Tratava-se, como eu explicava, de um fenômeno de interpretação ou leitura que o crítico norte-americano Harold Bloom descreve em seu livro A angústia da influência:

apophrades, os dias tristes ou desafortunados nos quais os mortos voltam a habitar suas antigas casas, ocorre aos poetas mais fortes, mas com os muito mais fortes dá-se um grande e final movimento revisionário, que purifica até mesmo esse último influxo… Pois todos eles conseguem um estilo que capta e curiosamente retém prioridade sobre seus precursores, de modo que se subverte a tirania do tempo, e pode-se acreditar, por momentos de pasmo, que estão sendo imitados por seus ancestrais.

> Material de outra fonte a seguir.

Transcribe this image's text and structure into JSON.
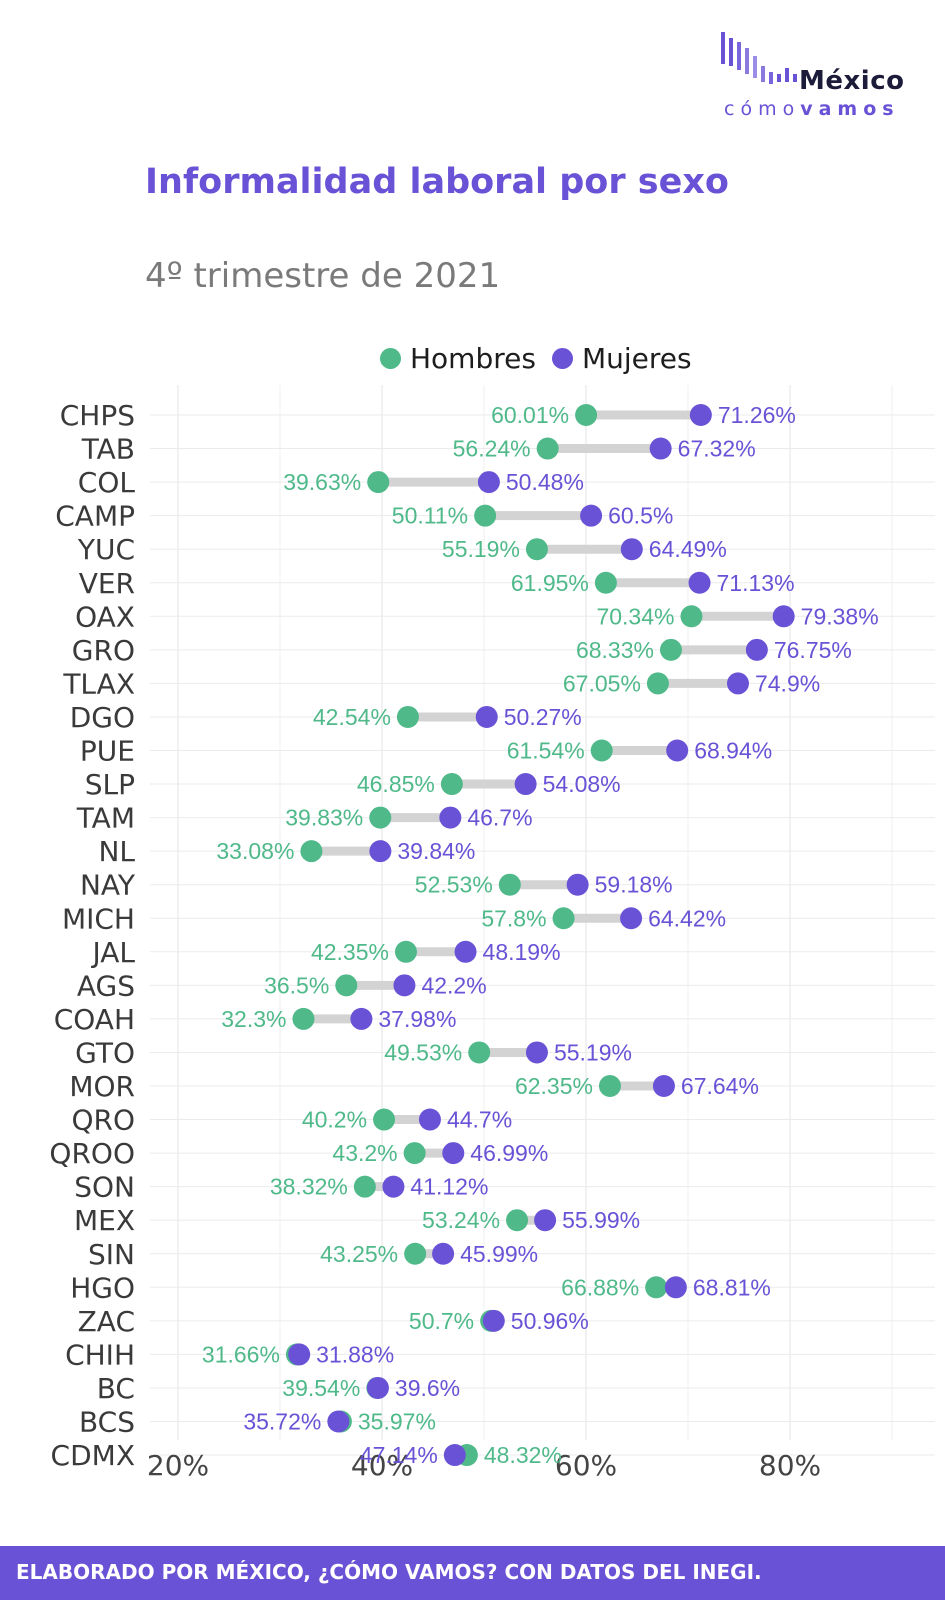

Naquela primeira e modesta incursão crítica, notei que ali não procuraria as origens daquela experiência de leitura singular. Agora, um ano depois, num lance mais amplo e maduro de percepção, compreendo, ao ler a coletânea de poemas de Haroldo de Campos, Xadrez de Estrelas (Perspectiva, 2008), o quanto aquela intuição inicial continha de premonitório no que diz respeito a uma visão comparativa mais ampla das obras em questão – mais especificamente, no que diz respeito a uma maior possibilidade de haver, de fato, um débito de influência de M-A para com Haroldo, deparemo-nos aqui com dívida adquirida consciente ou inconscientemente, ou ainda, nas palavras do próprio M-A (veja citação abaixo), por “contaminação não-hierárquica”, neste caso implicando-se outras possibilidades, holísticas e talvez fantásticas, como a de influências mais antigas comuns a ambos os poetas, a de influências que se “propaga[m] no ar mais do que nos olhos” (citando M-A outra vez)[1] sem respeitar direções temporais, ou a possibilidade, mais remota a meu ver, de total coincidência em vez de influência – todas essas hipóteses nem sempre exclusivas e cuja validade, em todo o caso, restará nos ombros de cada leitor.

Em correspondência comigo, respondendo à leitura de um primeiríssimo rascunho deste ensaio, o próprio poeta carioca embasa, ainda que com ressalvas, meu argumento central:

Não vou falar muito para não "influenciá-lo" (rs), mas, no texto, vc falou coisas muito acertadas e outras que nem eu tinha percebido. Por exemplo: Signantia: quasi coelum foi um livro fundamental e muito contaminador de minha poética. Entretanto, não conhecia o poema do Haroldo sobre o cavaleiro em sua armadura de carvão-de-pedra. Eu mesmo fiquei surpreso com a semelhança... Nesse sentido, acredito mais numa contaminação não-hierárquica que se propaga no ar mais que nos olhos, do que propriamente num sistema "métrico" de influências...

P.S.: De qualquer maneira, Haroldo é sim um dos meus grandes mestres, junto com Cabral, Aigui, Cummings, Celan, Halfi e outros...

Lista à qual eu tomaria a liberdade de acrescentar os nomes de Ezra Pound – provavelmente a maior influência de M-A – e, talvez tão influente quanto Haroldo, o nome de Mathieu Bénézet, cujo magnífico fragmento 5 dedos azulados foi traduzido por M-A e pode ser encontrado na edição eletrônica da revista Confraria do vento (http://www.confrariadovento.com/revista/numero9/phantascopia.htm). Nesse fragmento, apenas a título de instigação, noto como encontramos de pronto a imagem da casa (casa-bloco, no fragmento), tão cara a M-A, assim como, em outros trechos, uma semelhança de dicção e idiossincrasia de estilo que lembram sobremaneira os textos de M-A[2].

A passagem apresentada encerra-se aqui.